PEGAWAI BAKAR KANTOR SENDIRI! DENDAM PANGKAT BERUJUNG API — ANCAMAN PEMBUNUHAN DIUMBAR, AKSI NEKAT DIGELAR TERBUKA
PANGKALPINANG, 29 April 2026 — Aksi brutal dan nekat mengguncang jajaran birokrasi. Seorang oknum pegawai Dinas Perhubungan Provinsi Kepulauan Bangka Belitung berinisial AS diduga nekat membakar kantor tempatnya sendiri bekerja, setelah sebelumnya melontarkan ancaman pembunuhan terhadap atasannya. Ini bukan sekadar pelanggaran disiplin—ini sudah mengarah pada tindak pidana serius yang mengancam nyawa dan fasilitas negara.
Motifnya mencengangkan: kekecewaan atas kenaikan pangkat yang tak kunjung disetujui. Namun, alih-alih menempuh jalur administratif, pelaku justru memilih jalan gelap—mengumbar ancaman di media sosial, lalu diduga mengeksekusinya dengan aksi pembakaran.

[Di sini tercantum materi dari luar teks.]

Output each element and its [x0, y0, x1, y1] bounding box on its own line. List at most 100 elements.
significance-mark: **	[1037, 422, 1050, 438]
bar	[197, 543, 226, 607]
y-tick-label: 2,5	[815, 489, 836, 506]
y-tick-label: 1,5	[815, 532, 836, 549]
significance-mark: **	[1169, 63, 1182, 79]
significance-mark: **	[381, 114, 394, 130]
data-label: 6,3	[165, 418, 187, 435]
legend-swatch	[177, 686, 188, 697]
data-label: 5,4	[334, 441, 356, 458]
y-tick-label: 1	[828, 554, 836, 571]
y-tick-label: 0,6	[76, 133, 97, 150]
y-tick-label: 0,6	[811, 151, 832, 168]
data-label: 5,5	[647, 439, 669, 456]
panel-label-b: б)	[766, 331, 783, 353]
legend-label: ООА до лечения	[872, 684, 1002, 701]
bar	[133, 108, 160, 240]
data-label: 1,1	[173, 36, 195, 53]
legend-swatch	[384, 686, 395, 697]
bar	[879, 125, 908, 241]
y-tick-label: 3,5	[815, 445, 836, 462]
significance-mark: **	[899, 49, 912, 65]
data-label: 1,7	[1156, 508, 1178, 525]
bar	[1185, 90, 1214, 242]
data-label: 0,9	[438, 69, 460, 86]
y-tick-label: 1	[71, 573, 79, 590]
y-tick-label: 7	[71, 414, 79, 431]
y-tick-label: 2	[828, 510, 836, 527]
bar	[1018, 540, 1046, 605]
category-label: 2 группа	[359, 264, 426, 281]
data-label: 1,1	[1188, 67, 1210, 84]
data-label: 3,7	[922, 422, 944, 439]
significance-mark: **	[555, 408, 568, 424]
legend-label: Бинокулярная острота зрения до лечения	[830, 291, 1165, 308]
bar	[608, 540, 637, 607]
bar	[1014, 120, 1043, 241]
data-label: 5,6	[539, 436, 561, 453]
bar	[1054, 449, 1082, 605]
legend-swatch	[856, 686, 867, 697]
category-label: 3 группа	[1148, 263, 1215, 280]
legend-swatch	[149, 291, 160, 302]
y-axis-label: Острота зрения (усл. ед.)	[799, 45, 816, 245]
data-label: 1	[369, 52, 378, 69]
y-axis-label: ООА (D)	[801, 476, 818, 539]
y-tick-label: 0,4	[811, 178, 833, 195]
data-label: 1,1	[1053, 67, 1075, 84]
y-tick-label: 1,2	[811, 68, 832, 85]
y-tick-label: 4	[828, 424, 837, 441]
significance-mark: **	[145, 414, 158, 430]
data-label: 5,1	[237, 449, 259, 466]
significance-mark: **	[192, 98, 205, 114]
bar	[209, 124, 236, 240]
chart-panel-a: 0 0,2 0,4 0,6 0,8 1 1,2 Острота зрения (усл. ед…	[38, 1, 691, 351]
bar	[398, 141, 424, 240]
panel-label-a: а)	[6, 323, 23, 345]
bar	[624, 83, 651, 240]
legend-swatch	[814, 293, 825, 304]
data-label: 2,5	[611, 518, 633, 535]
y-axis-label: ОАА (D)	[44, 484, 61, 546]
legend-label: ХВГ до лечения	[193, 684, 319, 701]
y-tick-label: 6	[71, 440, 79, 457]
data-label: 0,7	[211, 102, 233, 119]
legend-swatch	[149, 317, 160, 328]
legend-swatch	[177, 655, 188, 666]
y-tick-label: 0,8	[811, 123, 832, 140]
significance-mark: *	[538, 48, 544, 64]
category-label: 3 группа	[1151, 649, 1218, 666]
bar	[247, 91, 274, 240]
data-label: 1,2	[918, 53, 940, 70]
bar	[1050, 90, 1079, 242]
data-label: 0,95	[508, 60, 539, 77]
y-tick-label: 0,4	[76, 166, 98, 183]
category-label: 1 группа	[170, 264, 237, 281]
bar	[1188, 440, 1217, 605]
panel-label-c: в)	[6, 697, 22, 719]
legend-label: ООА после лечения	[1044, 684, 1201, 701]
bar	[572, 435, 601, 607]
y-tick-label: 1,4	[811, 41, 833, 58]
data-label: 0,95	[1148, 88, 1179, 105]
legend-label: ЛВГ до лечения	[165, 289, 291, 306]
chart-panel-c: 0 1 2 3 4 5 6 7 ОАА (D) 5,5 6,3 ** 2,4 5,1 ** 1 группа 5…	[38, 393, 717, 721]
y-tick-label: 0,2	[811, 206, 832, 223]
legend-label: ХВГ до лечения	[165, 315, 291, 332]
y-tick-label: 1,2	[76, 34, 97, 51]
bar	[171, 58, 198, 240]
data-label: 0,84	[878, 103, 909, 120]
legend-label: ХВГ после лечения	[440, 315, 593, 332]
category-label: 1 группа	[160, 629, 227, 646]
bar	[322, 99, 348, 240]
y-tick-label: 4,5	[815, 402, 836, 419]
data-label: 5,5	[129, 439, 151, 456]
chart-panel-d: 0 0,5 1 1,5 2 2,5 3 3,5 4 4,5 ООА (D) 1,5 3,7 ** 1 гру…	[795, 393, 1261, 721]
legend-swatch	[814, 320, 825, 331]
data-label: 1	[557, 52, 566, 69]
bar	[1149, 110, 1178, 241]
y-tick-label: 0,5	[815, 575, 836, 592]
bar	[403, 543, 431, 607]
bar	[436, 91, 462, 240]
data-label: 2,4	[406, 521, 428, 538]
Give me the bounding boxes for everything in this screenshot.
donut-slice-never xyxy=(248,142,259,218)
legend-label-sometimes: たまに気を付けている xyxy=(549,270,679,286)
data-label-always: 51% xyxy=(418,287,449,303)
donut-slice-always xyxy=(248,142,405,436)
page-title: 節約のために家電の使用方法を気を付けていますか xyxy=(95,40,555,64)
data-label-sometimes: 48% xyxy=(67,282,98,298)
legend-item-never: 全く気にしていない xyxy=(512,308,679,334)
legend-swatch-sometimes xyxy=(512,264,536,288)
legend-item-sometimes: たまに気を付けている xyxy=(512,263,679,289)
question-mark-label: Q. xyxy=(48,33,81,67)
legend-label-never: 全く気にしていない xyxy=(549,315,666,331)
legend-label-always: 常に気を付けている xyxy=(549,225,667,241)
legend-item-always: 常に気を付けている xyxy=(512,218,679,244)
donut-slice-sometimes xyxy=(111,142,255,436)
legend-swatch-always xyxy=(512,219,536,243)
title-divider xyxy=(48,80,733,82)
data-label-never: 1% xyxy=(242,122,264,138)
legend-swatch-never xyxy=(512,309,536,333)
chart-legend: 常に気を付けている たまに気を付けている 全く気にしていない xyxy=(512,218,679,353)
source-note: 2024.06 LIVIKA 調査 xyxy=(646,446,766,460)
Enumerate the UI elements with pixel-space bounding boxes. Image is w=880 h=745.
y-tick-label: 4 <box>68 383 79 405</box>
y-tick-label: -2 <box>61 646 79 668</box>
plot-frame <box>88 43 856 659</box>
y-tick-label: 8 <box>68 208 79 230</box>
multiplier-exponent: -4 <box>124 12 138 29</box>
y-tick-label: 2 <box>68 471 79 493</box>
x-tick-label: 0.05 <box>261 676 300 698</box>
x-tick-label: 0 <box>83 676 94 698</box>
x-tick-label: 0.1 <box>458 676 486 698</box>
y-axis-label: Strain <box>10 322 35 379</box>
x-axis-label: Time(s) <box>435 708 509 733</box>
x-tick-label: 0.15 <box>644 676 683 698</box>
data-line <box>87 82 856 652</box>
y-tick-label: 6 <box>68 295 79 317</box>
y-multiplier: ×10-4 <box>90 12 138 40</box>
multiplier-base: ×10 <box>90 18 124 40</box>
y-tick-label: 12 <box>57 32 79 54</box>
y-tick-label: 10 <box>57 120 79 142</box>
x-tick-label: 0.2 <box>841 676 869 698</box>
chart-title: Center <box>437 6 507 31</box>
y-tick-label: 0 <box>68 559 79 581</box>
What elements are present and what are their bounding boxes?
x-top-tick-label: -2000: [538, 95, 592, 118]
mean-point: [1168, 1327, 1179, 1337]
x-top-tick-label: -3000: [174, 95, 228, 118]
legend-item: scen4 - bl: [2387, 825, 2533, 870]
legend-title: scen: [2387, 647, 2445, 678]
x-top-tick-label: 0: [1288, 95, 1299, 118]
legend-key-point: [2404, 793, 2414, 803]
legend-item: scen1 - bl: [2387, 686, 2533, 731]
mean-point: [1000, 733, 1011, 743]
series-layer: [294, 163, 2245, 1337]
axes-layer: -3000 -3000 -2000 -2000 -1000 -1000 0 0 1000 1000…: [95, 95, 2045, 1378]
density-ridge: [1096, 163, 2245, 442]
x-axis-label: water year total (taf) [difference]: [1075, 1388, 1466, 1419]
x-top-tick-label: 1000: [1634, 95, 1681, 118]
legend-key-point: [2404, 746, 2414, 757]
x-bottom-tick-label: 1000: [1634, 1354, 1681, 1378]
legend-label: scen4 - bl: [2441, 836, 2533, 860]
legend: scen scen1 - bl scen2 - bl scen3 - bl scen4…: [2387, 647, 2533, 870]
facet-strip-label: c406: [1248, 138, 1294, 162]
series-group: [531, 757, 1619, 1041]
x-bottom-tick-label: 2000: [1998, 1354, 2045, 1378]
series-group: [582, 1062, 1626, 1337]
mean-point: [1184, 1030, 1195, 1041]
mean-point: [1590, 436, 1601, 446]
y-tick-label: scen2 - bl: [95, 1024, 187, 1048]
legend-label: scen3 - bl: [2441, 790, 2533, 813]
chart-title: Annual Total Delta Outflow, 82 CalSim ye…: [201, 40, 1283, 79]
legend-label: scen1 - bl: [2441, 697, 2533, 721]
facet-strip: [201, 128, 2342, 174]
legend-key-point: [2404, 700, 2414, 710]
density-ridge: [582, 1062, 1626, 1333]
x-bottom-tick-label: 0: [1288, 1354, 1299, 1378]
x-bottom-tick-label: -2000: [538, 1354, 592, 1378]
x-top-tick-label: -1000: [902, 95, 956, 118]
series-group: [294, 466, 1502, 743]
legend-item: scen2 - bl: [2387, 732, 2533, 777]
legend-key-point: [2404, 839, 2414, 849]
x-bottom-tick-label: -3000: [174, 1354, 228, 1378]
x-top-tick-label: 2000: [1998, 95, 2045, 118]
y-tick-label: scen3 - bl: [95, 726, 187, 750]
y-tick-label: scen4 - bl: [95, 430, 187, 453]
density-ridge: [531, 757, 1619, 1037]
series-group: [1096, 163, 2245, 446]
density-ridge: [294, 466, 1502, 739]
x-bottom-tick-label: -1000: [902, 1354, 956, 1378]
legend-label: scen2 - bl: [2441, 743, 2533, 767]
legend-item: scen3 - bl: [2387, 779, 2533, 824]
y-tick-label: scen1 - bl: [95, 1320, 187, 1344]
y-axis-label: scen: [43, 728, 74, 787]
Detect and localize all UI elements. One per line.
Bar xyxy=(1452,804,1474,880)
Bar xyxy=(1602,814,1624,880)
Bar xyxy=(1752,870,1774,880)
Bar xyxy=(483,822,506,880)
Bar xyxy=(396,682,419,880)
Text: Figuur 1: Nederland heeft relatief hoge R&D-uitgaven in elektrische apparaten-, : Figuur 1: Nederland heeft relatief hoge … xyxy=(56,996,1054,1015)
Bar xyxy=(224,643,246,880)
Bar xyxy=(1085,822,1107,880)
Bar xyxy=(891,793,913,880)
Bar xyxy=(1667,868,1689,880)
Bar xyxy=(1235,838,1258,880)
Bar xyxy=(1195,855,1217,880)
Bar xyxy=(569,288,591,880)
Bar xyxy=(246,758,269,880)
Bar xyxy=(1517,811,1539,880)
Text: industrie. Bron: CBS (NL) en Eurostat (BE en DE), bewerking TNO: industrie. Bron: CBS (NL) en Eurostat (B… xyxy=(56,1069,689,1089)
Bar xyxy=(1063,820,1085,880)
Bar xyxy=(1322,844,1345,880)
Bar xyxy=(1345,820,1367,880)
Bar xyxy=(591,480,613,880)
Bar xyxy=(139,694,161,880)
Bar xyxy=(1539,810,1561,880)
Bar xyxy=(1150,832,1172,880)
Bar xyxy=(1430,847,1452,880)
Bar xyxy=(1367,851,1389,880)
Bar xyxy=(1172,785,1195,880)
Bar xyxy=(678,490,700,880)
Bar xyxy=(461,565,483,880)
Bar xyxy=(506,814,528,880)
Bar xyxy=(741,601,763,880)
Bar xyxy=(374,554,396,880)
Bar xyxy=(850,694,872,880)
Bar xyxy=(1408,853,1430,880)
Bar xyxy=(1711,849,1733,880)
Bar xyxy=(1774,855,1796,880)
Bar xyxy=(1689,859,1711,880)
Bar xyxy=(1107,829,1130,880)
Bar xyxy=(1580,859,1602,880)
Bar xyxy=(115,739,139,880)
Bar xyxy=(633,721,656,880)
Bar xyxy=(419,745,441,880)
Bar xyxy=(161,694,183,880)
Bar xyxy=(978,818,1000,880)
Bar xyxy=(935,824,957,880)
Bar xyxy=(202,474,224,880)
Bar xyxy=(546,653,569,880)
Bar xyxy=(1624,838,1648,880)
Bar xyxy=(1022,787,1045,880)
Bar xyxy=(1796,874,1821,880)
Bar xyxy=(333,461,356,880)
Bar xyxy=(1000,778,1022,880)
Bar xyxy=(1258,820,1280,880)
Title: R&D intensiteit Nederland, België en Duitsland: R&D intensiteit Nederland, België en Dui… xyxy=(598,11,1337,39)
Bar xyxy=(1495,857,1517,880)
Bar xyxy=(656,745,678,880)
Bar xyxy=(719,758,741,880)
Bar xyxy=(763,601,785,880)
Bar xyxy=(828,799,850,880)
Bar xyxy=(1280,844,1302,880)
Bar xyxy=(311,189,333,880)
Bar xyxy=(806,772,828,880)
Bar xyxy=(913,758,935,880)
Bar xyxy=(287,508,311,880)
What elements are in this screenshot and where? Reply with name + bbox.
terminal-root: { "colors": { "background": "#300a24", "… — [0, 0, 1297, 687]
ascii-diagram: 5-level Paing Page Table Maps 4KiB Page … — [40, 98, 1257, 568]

Dalam unggahan Instagram yang sempat viral sebelum dihapus, AS secara terang-terangan menulis ancaman mengerikan, bahkan menyebut akan datang membawa senjata tajam.
“Aku mau ke kantor… menghampiri… dengan membawa pedang,” tulisnya.
Tak berhenti di situ, pelaku juga mengancam akan merekam aksi pembunuhan dan pembakaran. Beberapa jam kemudian, ancaman itu berubah jadi kenyataan. Sekitar pukul 21.00 WIB, akun yang sama justru mengunggah video kebakaran kantor Dishub Babel—aksi yang diduga kuat dilakukan oleh dirinya sendiri.
Sumber internal menyebut, rangkaian kejadian ini menunjukkan pola aksi terencana, bukan spontan. Ancaman dilontarkan, tekanan dibangun, lalu aksi dilakukan dan disebarluaskan. Jika terbukti, ini adalah bentuk kenekatan ekstrem yang menyeret pelaku ke jerat hukum berat.
Kepala Dinas Perhubungan Babel, M. Haris, bersama Inspektorat langsung melaporkan kejadian ini ke Polda Kepulauan Bangka Belitung. Aparat kini bergerak cepat memburu pelaku dan mengumpulkan barang bukti, termasuk jejak digital dari media sosial.
Konsekuensi hukum? Keras dan tidak bisa ditawar.
AS berpotensi dijerat sejumlah pasal berat, antara lain:
Pasal 187 KUHP (Pembakaran): ancaman hingga 12 tahun penjara
Pasal 406 KUHP (Perusakan): ancaman hingga 2 tahun 8 bulan
Pasal 335 KUHP (Pengancaman): pidana penjara
Undang-Undang ITE Pasal 27 ayat (4) jo Pasal 45 ayat (4) (Ancaman melalui media elektronik): hingga 6 tahun penjara
Bahkan, jika terbukti ada unsur niat menghilangkan nyawa, penyidik tak menutup kemungkinan jeratan pasal lebih berat.
Hingga berita ini diturunkan, upaya konfirmasi kepada pelaku melalui pesan WhatsApp belum mendapat respons. Pesan hanya terkirim satu centang—menandakan nomor aktif, namun tak dijawab.
Peristiwa ini menjadi tamparan keras bagi dunia birokrasi. Publik menilai, kekecewaan tidak pernah bisa dijadikan pembenaran untuk tindakan kriminal.
Pesan yang menggema di tengah masyarakat:
Jika benar terbukti, ini bukan sekadar pelanggaran—ini kejahatan terang-terangan. Dan hukum harus menghantam tanpa kompromi.